Big Lake fishing remains strong, Hex Hatch Soon

June 20, 2014

image-5For the Love of Fishing. A blog by Sean McDonald.

Fishing on Lake Michigan remains outstanding and it appears we are going to keep the salmon we have in our area for awhile. We now have alewives (baitfish) and cold water- the perfect mix for salmon. Last week the harbor in Ludington was filled with spawning alewives, a bit behind schedule due to the cold water temperatures. Local smaller tin boats were catching limits of salmon just outside the harbor along with a few brown trout. Offshore in 50-100 foot depths we are also seeing a good number of baitfish. Keep a look out for seagulls when fishing, the birds will tell you where they are at.

The winds keep changing almost everyday. A general rule when fishing out of Ludington is if the wind is from the north, go south, if the wind is from the south go north. When in doubt go straight out. The general rule has proven true for fishing kings so far this year.

Standard size spoons like a Yeck Lighting (made in Ludington) or Yeck Fireball have been taking most of the kings because of their smaller size. The vast majority of the salmon we are catching are 6-8 pounds. I think that fishing is so good for the smaller fish (3 year olds) that it may effect our catch numbers next year- but who am I to know- I am not the DNR.  There is also an 18-20 pound class of 4 year old kings in our area but not near as many yet. The larger 4 year old kings seem to be caught on flashers and meat rigs. I have been using herring strips from Familiar Bite and they are working very well. Familiar Bite only uses salt to cure the strips and does not add any oils or chemicals to their strips. We should see more 4 year old kings show up in our region just after the 4th of July.

image-6The Little Manistee River should also have a small run of kings head up it toward the end of June- if not for sure by the 4th of July. If the wind blows hard from the Northwest and pushes the cold water near the pier-heads some of the salmon will head into the river. I believe the Little Manistee has such an early push of kings up it every year because of the weir that will be put in place about the 1st of September.

Bluegill fishing on the smaller lakes is starting to slow down. Most of the fish are done spawning and will begin to head back to deeper water. Large lakes like Hamlin should be prime for spawning bluegills due to the large volume of water it takes longer for it to warm up.

Trout fishermen are waiting for the famed “Hex” hatch of our giant Michigan mayfly to begin any day now. On a normal year it starts about June 20. I have witnessed it as early as June 7 on a warm year. This is the Christmas morning for a fly fishermen in the midwest. The biggest trout in the river will start their annual two week feast eating off the surface at night. The focus area of fishing the hex hatch is normally around the Walhalla area on the Pere Marquette, the Free Soil area on the Sauble, the Irons area on the Little Manistee and the lower and mid sections of the Lincoln River.

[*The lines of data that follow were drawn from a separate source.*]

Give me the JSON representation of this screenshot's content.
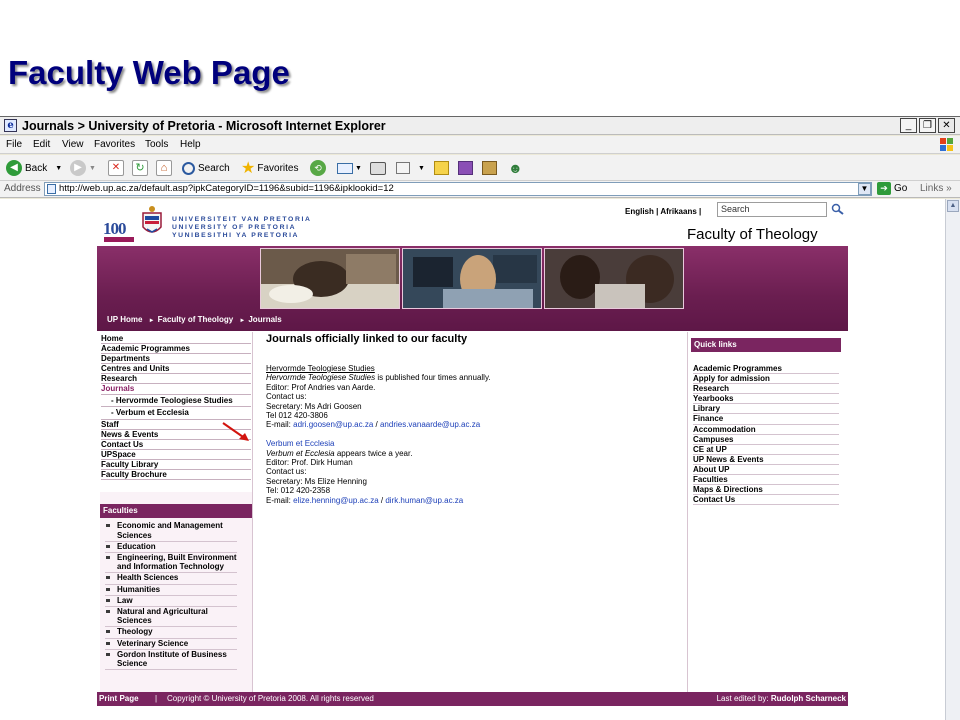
{
  "slide": {
    "title": "Faculty Web Page"
  },
  "window": {
    "title": "Journals > University of Pretoria - Microsoft Internet Explorer",
    "menu": [
      "File",
      "Edit",
      "View",
      "Favorites",
      "Tools",
      "Help"
    ],
    "toolbar": {
      "back": "Back",
      "search": "Search",
      "favorites": "Favorites"
    },
    "address": {
      "label": "Address",
      "url": "http://web.up.ac.za/default.asp?ipkCategoryID=1196&subid=1196&ipklookid=12",
      "go": "Go",
      "links": "Links"
    }
  },
  "site": {
    "logo_number": "100",
    "names": [
      "UNIVERSITEIT VAN PRETORIA",
      "UNIVERSITY OF PRETORIA",
      "YUNIBESITHI YA PRETORIA"
    ],
    "lang": {
      "english": "English",
      "sep1": "|",
      "afrikaans": "Afrikaans",
      "sep2": "|"
    },
    "search_placeholder": "Search",
    "faculty_name": "Faculty of Theology",
    "breadcrumb": [
      "UP Home",
      "Faculty of Theology",
      "Journals"
    ]
  },
  "left_nav": {
    "items": [
      "Home",
      "Academic Programmes",
      "Departments",
      "Centres and Units",
      "Research"
    ],
    "active": "Journals",
    "subitems": [
      "- Hervormde Teologiese Studies",
      "- Verbum et Ecclesia"
    ],
    "items2": [
      "Staff",
      "News & Events",
      "Contact Us",
      "UPSpace",
      "Faculty Library",
      "Faculty Brochure"
    ]
  },
  "faculties": {
    "header": "Faculties",
    "items": [
      "Economic and Management Sciences",
      "Education",
      "Engineering, Built Environment and Information Technology",
      "Health Sciences",
      "Humanities",
      "Law",
      "Natural and Agricultural Sciences",
      "Theology",
      "Veterinary Science",
      "Gordon Institute of Business Science"
    ]
  },
  "main": {
    "heading": "Journals officially linked to our faculty",
    "j1": {
      "title": "Hervormde Teologiese Studies",
      "desc_title": "Hervormde Teologiese Studies",
      "desc_rest": " is published four times annually.",
      "editor": "Editor: Prof Andries van Aarde.",
      "contact": "Contact us:",
      "secretary": "Secretary: Ms Adri Goosen",
      "tel": "Tel 012 420-3806",
      "email_label": "E-mail: ",
      "email1": "adri.goosen@up.ac.za",
      "email_sep": " / ",
      "email2": "andries.vanaarde@up.ac.za"
    },
    "j2": {
      "title": "Verbum et Ecclesia",
      "desc_title": "Verbum et Ecclesia",
      "desc_rest": " appears twice a year.",
      "editor": "Editor: Prof. Dirk Human",
      "contact": "Contact us:",
      "secretary": "Secretary: Ms Elize Henning",
      "tel": "Tel: 012 420-2358",
      "email_label": "E-mail: ",
      "email1": "elize.henning@up.ac.za",
      "email_sep": " / ",
      "email2": "dirk.human@up.ac.za"
    }
  },
  "quick_links": {
    "header": "Quick links",
    "items": [
      "Academic Programmes",
      "Apply for admission",
      "Research",
      "Yearbooks",
      "Library",
      "Finance",
      "Accommodation",
      "Campuses",
      "CE at UP",
      "UP News & Events",
      "About UP",
      "Faculties",
      "Maps & Directions",
      "Contact Us"
    ]
  },
  "footer": {
    "print": "Print Page",
    "sep": "|",
    "copyright": "Copyright © University of Pretoria 2008. All rights reserved",
    "edited_label": "Last edited by: ",
    "edited_by": "Rudolph Scharneck"
  },
  "colors": {
    "maroon": "#7a2560",
    "title_blue": "#00007c",
    "link_blue": "#1c3fb8"
  }
}
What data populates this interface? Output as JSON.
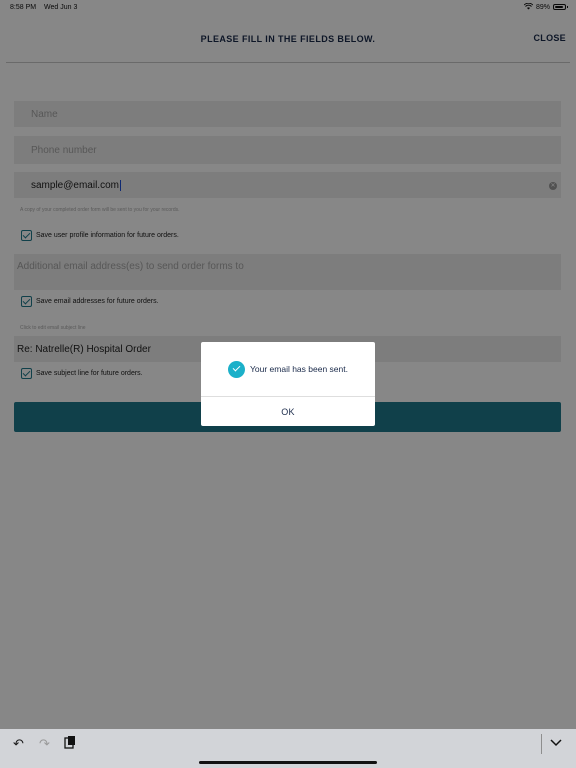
{
  "status_bar": {
    "time": "8:58 PM",
    "date": "Wed Jun 3",
    "battery": "89%"
  },
  "header": {
    "title": "PLEASE FILL IN THE FIELDS BELOW.",
    "close_label": "CLOSE"
  },
  "form": {
    "name_placeholder": "Name",
    "phone_placeholder": "Phone number",
    "email_value": "sample@email.com",
    "email_hint": "A copy of your completed order form will be sent to you for your records.",
    "save_profile_label": "Save user profile information for future orders.",
    "additional_email_placeholder": "Additional email address(es) to send order forms to",
    "save_emails_label": "Save email addresses for future orders.",
    "subject_hint": "Click to edit email subject line",
    "subject_value": "Re: Natrelle(R) Hospital Order",
    "save_subject_label": "Save subject line for future orders."
  },
  "dialog": {
    "message": "Your email has been sent.",
    "ok_label": "OK"
  },
  "keyboard_bar": {
    "undo_icon": "undo-icon",
    "redo_icon": "redo-icon",
    "paste_icon": "paste-icon",
    "dismiss_icon": "chevron-down-icon"
  },
  "colors": {
    "accent": "#1f7a8c",
    "dialog_icon": "#1cb0c9"
  }
}
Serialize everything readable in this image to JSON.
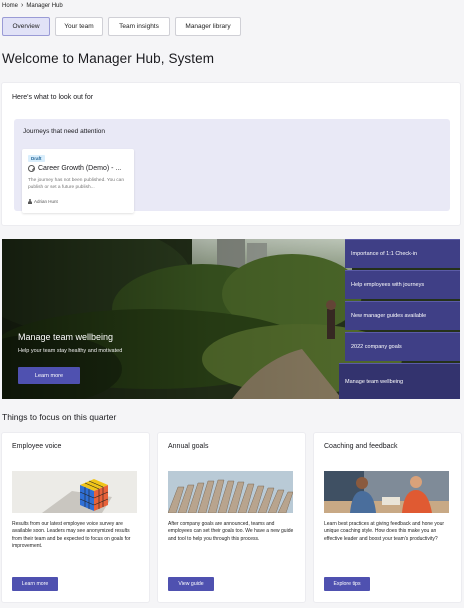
{
  "breadcrumb": {
    "home": "Home",
    "current": "Manager Hub"
  },
  "tabs": [
    {
      "label": "Overview",
      "active": true
    },
    {
      "label": "Your team",
      "active": false
    },
    {
      "label": "Team insights",
      "active": false
    },
    {
      "label": "Manager library",
      "active": false
    }
  ],
  "page_title": "Welcome to Manager Hub, System",
  "watch": {
    "title": "Here's what to look out for",
    "journeys_title": "Journeys that need attention",
    "journey": {
      "badge": "Draft",
      "icon": "journey-icon",
      "name": "Career Growth (Demo) - ...",
      "description": "The journey has not been published. You can publish or set a future publish...",
      "author": "Adrian Hunt"
    }
  },
  "hero": {
    "title": "Manage team wellbeing",
    "subtitle": "Help your team stay healthy and motivated",
    "button": "Learn more",
    "menu": [
      "Importance of 1:1 Check-in",
      "Help employees with journeys",
      "New manager guides available",
      "2022 company goals",
      "Manage team wellbeing"
    ],
    "active_menu_index": 4
  },
  "focus": {
    "title": "Things to focus on this quarter",
    "cards": [
      {
        "title": "Employee voice",
        "image": "rubiks-cube-image",
        "text": "Results from our latest employee voice survey are available soon. Leaders may see anonymized results from their team and be expected to focus on goals for improvement.",
        "button": "Learn more"
      },
      {
        "title": "Annual goals",
        "image": "building-facade-image",
        "text": "After company goals are announced, teams and employees can set their goals too. We have a new guide and tool to help you through this process.",
        "button": "View guide"
      },
      {
        "title": "Coaching and feedback",
        "image": "people-meeting-image",
        "text": "Learn best practices at giving feedback and hone your unique coaching style. How does this make you an effective leader and boost your team's productivity?",
        "button": "Explore tips"
      }
    ]
  },
  "colors": {
    "accent": "#4f51b0",
    "tab_active": "#e1e2f7",
    "panel": "#e9e9f6",
    "hero_menu": "#3f3f86"
  }
}
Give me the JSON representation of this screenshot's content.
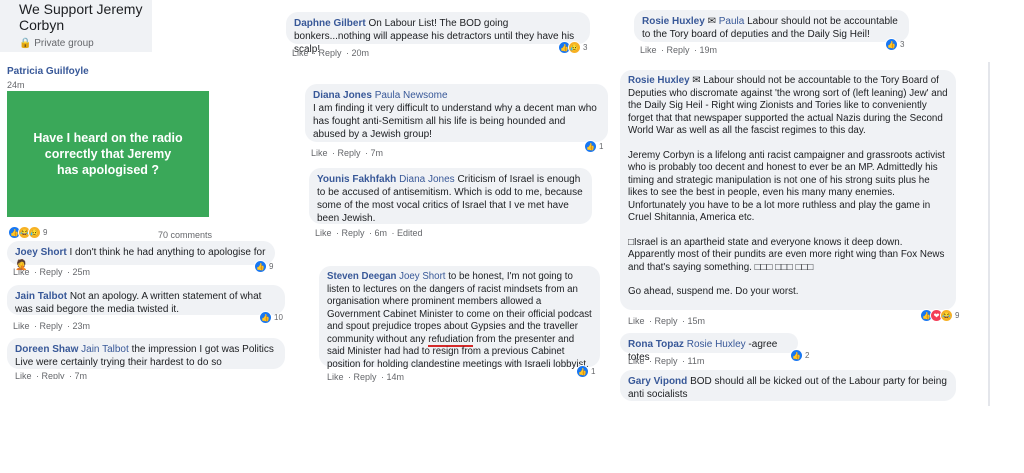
{
  "group": {
    "title": "We Support Jeremy Corbyn",
    "privacy": "Private group"
  },
  "post": {
    "author": "Patricia Guilfoyle",
    "time": "24m",
    "text": "Have I heard on the radio correctly that Jeremy has apologised ?",
    "reaction_count": "9",
    "comments_count": "70 comments",
    "bg_color": "#3aa859"
  },
  "col1": [
    {
      "name": "Joey Short",
      "text": "I don't think he had anything to apologise for",
      "like": "Like",
      "reply": "Reply",
      "time": "25m",
      "reactions": "9"
    },
    {
      "name": "Jain Talbot",
      "text": "Not an apology. A written statement of what was said begore the media twisted it.",
      "like": "Like",
      "reply": "Reply",
      "time": "23m",
      "reactions": "10"
    },
    {
      "name": "Doreen Shaw",
      "tag": "Jain Talbot",
      "text": "the impression I got was Politics Live were certainly trying their hardest to do so",
      "like": "Like",
      "reply": "Reply",
      "time": "7m"
    }
  ],
  "col2": [
    {
      "name": "Daphne Gilbert",
      "text": "On Labour List! The BOD going bonkers...nothing will appease his detractors until they have his scalp!",
      "like": "Like",
      "reply": "Reply",
      "time": "20m",
      "reactions": "3"
    },
    {
      "name": "Diana Jones",
      "tag": "Paula Newsome",
      "text": "I am finding it very difficult to understand why a decent man who has fought anti-Semitism all his life is being hounded and abused by a Jewish group!",
      "like": "Like",
      "reply": "Reply",
      "time": "7m",
      "reactions": "1"
    },
    {
      "name": "Younis Fakhfakh",
      "tag": "Diana Jones",
      "text": "Criticism of Israel is enough to be accused of antisemitism. Which is odd to me, because some of the most vocal critics of Israel that I ve met have been Jewish.",
      "like": "Like",
      "reply": "Reply",
      "time": "6m",
      "edited": "Edited"
    },
    {
      "name": "Steven Deegan",
      "tag": "Joey Short",
      "text_a": "to be honest, I'm not going to listen to lectures on the dangers of racist mindsets from an organisation where prominent members allowed a Government Cabinet Minister to come on their official podcast and spout prejudice tropes about Gypsies and the traveller community without any ",
      "underlined": "refudiation",
      "text_b": " from the presenter and said Minister had had to resign from a previous Cabinet position for holding clandestine meetings with Israeli lobbyist.",
      "like": "Like",
      "reply": "Reply",
      "time": "14m",
      "reactions": "1"
    }
  ],
  "col3": [
    {
      "name": "Rosie Huxley",
      "tag": "Paula",
      "text": "Labour should not be accountable to the Tory board of deputies and the Daily Sig Heil!",
      "like": "Like",
      "reply": "Reply",
      "time": "19m",
      "reactions": "3"
    },
    {
      "name": "Rosie Huxley",
      "p1": "Labour should not be accountable to the Tory Board of Deputies who discromate against 'the wrong sort of (left leaning) Jew' and the Daily Sig Heil - Right wing Zionists and Tories like to conveniently forget that that newspaper supported the actual Nazis during the Second World War as well as all the fascist regimes to this day.",
      "p2": "Jeremy Corbyn is a lifelong anti racist campaigner and grassroots activist who is probably too decent and honest to ever be an MP. Admittedly his timing and strategic manipulation is not one of his strong suits plus he likes to see the best in people, even his many many enemies. Unfortunately you have to be a lot more ruthless and play the game in Cruel Shitannia, America etc.",
      "p3": "Israel is an apartheid state and everyone knows it deep down. Apparently most of their pundits are even more right wing than Fox News and that's saying something.",
      "p4": "Go ahead, suspend me. Do your worst.",
      "like": "Like",
      "reply": "Reply",
      "time": "15m",
      "reactions": "9"
    },
    {
      "name": "Rona Topaz",
      "tag": "Rosie Huxley",
      "text": "-agree totes",
      "like": "Like",
      "reply": "Reply",
      "time": "11m",
      "reactions": "2"
    },
    {
      "name": "Gary Vipond",
      "text": "BOD should all be kicked out of the Labour party for being anti socialists"
    }
  ]
}
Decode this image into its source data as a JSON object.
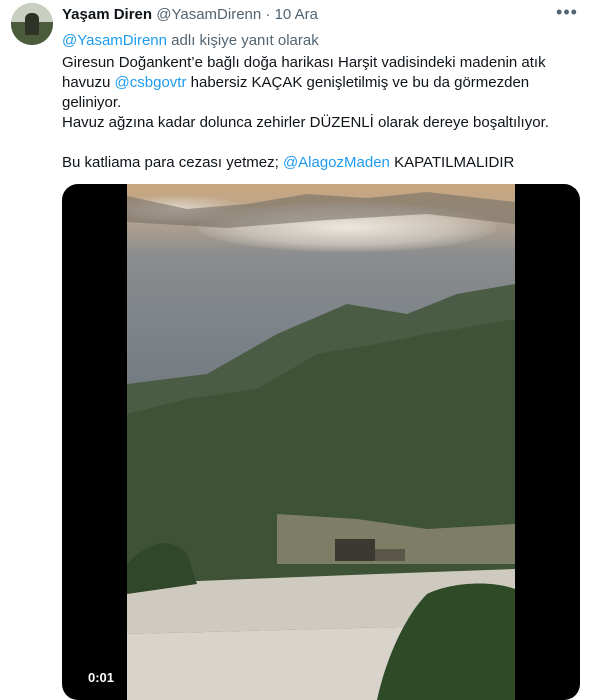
{
  "tweet": {
    "author_name": "Yaşam Diren",
    "author_handle": "@YasamDirenn",
    "separator": "·",
    "date": "10 Ara",
    "more_icon": "more-dots-icon",
    "reply_to_handle": "@YasamDirenn",
    "reply_to_suffix": "adlı kişiye yanıt olarak",
    "line1_a": "Giresun Doğankent’e bağlı doğa harikası Harşit vadisindeki madenin atık havuzu ",
    "line1_mention": "@csbgovtr",
    "line1_b": " habersiz KAÇAK genişletilmiş ve bu da görmezden geliniyor.",
    "line2": "Havuz ağzına kadar dolunca zehirler DÜZENLİ olarak dereye boşaltılıyor.",
    "line3_a": "Bu katliama para cezası yetmez; ",
    "line3_mention": "@AlagozMaden",
    "line3_b": " KAPATILMALIDIR"
  },
  "media": {
    "timestamp": "0:01"
  }
}
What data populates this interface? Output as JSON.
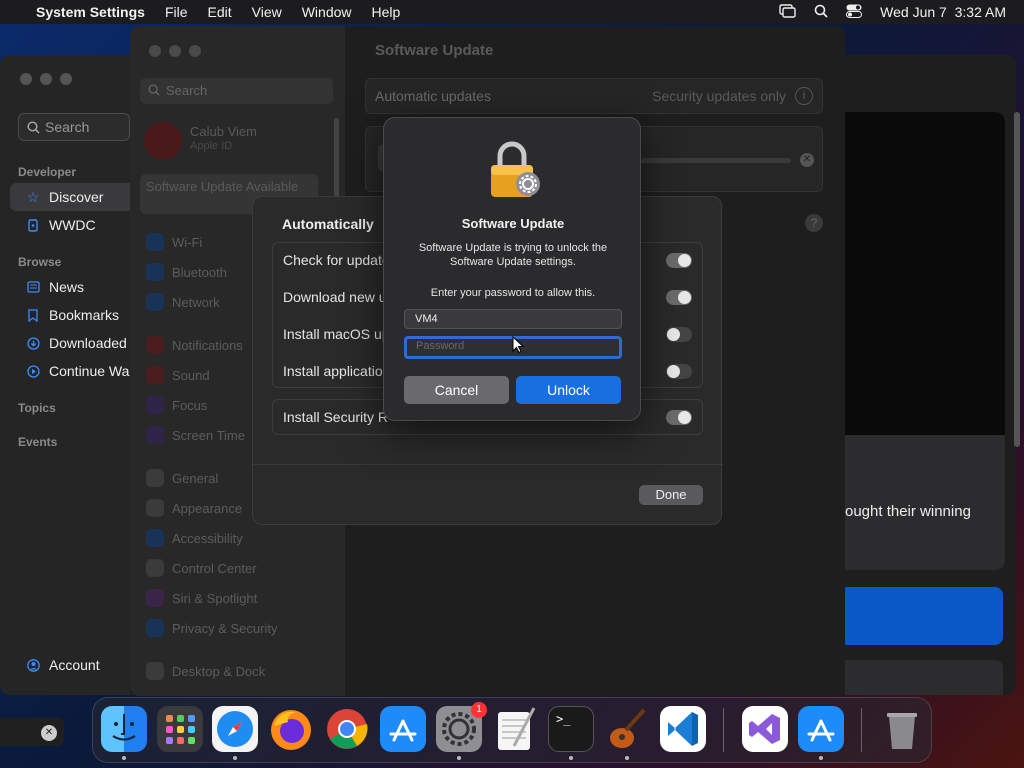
{
  "menubar": {
    "app_name": "System Settings",
    "menus": [
      "File",
      "Edit",
      "View",
      "Window",
      "Help"
    ],
    "clock": "Wed Jun 7  3:32 AM"
  },
  "developer_app": {
    "search_placeholder": "Search",
    "sections": {
      "developer": "Developer",
      "browse": "Browse",
      "topics": "Topics",
      "events": "Events"
    },
    "developer_items": [
      "Discover",
      "WWDC"
    ],
    "browse_items": [
      "News",
      "Bookmarks",
      "Downloaded",
      "Continue Wa"
    ],
    "account": "Account",
    "right_text": "ought their winning"
  },
  "settings": {
    "title": "Software Update",
    "search_placeholder": "Search",
    "user_name": "Calub Viem",
    "user_sub": "Apple ID",
    "update_available": "Software Update Available",
    "sidebar_items": [
      "Wi-Fi",
      "Bluetooth",
      "Network",
      "Notifications",
      "Sound",
      "Focus",
      "Screen Time",
      "General",
      "Appearance",
      "Accessibility",
      "Control Center",
      "Siri & Spotlight",
      "Privacy & Security",
      "Desktop & Dock"
    ],
    "auto_updates_label": "Automatic updates",
    "auto_updates_value": "Security updates only",
    "help": "?"
  },
  "sheet": {
    "title": "Automatically",
    "options": [
      {
        "label": "Check for update",
        "on": true
      },
      {
        "label": "Download new u",
        "on": true
      },
      {
        "label": "Install macOS up",
        "on": false
      },
      {
        "label": "Install application",
        "on": false
      }
    ],
    "security": {
      "label": "Install Security R",
      "on": true
    },
    "done": "Done"
  },
  "dialog": {
    "title": "Software Update",
    "message": "Software Update is trying to unlock the Software Update settings.",
    "prompt": "Enter your password to allow this.",
    "username": "VM4",
    "password_placeholder": "Password",
    "cancel": "Cancel",
    "unlock": "Unlock"
  },
  "dock": {
    "apps": [
      "Finder",
      "Launchpad",
      "Safari",
      "Firefox",
      "Chrome",
      "App Store",
      "System Settings",
      "TextEdit",
      "Terminal",
      "GarageBand",
      "Visual Studio Code",
      "Visual Studio",
      "App Store",
      "Trash"
    ],
    "system_settings_badge": "1"
  }
}
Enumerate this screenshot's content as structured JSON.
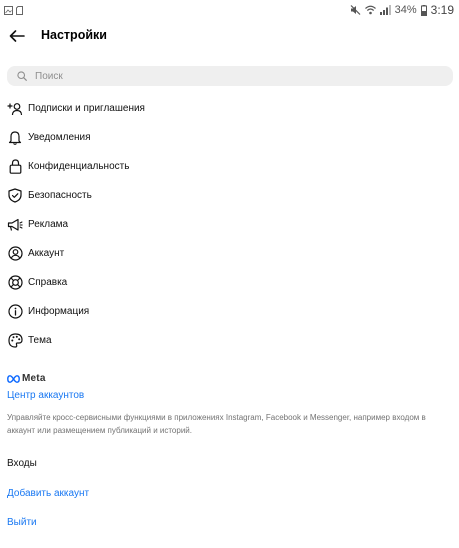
{
  "status_bar": {
    "left_icons": [
      "gallery-icon",
      "sd-card-icon"
    ],
    "battery": "34%",
    "time": "3:19"
  },
  "header": {
    "title": "Настройки"
  },
  "search": {
    "placeholder": "Поиск"
  },
  "menu": [
    {
      "label": "Подписки и приглашения",
      "icon": "add-person-icon"
    },
    {
      "label": "Уведомления",
      "icon": "bell-icon"
    },
    {
      "label": "Конфиденциальность",
      "icon": "lock-icon"
    },
    {
      "label": "Безопасность",
      "icon": "shield-icon"
    },
    {
      "label": "Реклама",
      "icon": "megaphone-icon"
    },
    {
      "label": "Аккаунт",
      "icon": "account-icon"
    },
    {
      "label": "Справка",
      "icon": "lifebuoy-icon"
    },
    {
      "label": "Информация",
      "icon": "info-icon"
    },
    {
      "label": "Тема",
      "icon": "palette-icon"
    }
  ],
  "meta": {
    "logo_text": "Meta",
    "accounts_center": "Центр аккаунтов",
    "description": "Управляйте кросс-сервисными функциями в приложениях Instagram, Facebook и Messenger, например входом в аккаунт или размещением публикаций и историй."
  },
  "logins": {
    "title": "Входы",
    "add_account": "Добавить аккаунт",
    "logout": "Выйти"
  },
  "colors": {
    "link": "#1877f2",
    "search_bg": "#efefef",
    "secondary_text": "#737373"
  }
}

If you have never fished the hex hatch it resembles somewhat of a “Snipe Hunt”. Hex fishing basics are head to an area of a trout stream that has lots of muck and silt that the nymphs burrow and live in. Sit and wait in a likely spot at 10:23 at night. If you see bugs flying and on the water and no fish rising to them move your location. You fish with your ears more than your eyes at night. Listen for a slurp of a big brown trout. When you find a good feeding fish the same rules apply at night as during the day. You have to “mend” your fly line to have a drag free float on your fly or you will not catch anything. Glow and the dark fly lines are great for seeing this. Bring lots of bug spray, a flashlight and a sense of humor for tromping around in the muck of a rivers edge. Funny things can ¬†happen at night in the woods, the stars are great to see and trophy brown trout are caught.